In this study, comparing the protein expression of ER in patients with chemotherapy cycles equal or more than three weeks with that less than three weeks, P=0.12; comparing the protein expression of Her-2 in patients with chemotherapy cycles equal or more than three weeks with that less than three weeks, P=0.08. This may be due to the limited efficacy of anthracycline-based chemotherapy on tumor cells with high expression of Her-2, which is in a dose-dependent manner. Besides, patients with negative hormone receptor are more sensitive to chemotherapy. After chemotherapy, comparing protein expressions of ER and Her-2 in group A with those in group B, P=0.06, P=0.09 correspondingly.
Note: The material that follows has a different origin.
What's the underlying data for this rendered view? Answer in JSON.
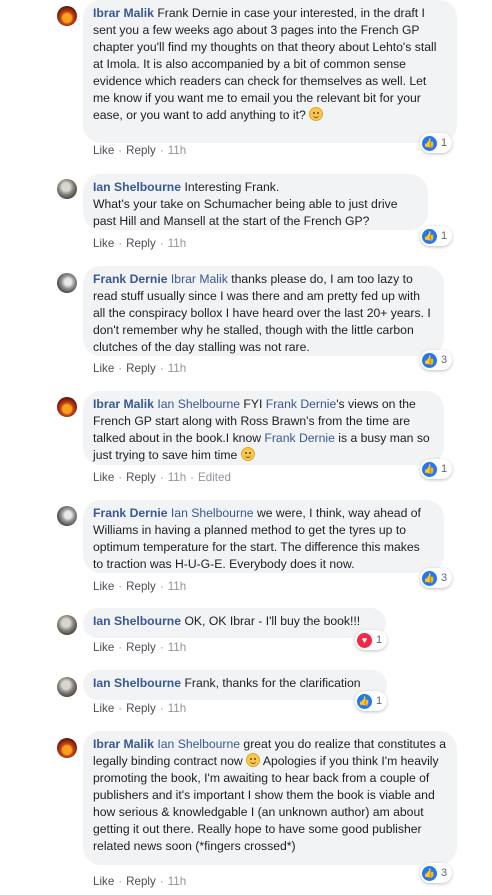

Comparing the protein expressions of ER and Her-2 of patients in stage I to II with those in stage III to IV, P=0.09, P=0.08 correspondingly. It may be explained that when compared with patients in early clinical stages, those in late stages had tumors with longer growth time and severer deterioration, resulting in high protein expression of gene related to breast cancer [9]. There is ER in normal mammary gland. However, when mammary epithelial cells turn cancerous, ER will partially or completely disappear. So if ER can still be expressed in breast tumor tissues, it indicates tumor cells are still regulated by endocrine and the regulative function of normal cells has not been completely destroyed, suggesting a better prognosis of patients [10]. Clinical treatment failure of patients with breast cancer is due to the metastasis and relapse of tumor, making it important to adopt an appropriate treatment regimen [11-12].
In conclusion, the protein expression of ER decreased after chemotherapy but the difference was not obvious. So in this study, it cannot be inferred that the expression change was related to chemotherapy. The protein expression of Her-2 decreased after chemotherapy, which may be caused by the high proliferating activity of tumor cell and its sensitivity to chemotherapeutics. Because the number of samples is limited in this study, further study is needed to confirm the effects of various chemotherapy regimens onprotein expressions of Her-2 and ER with a large number of samples.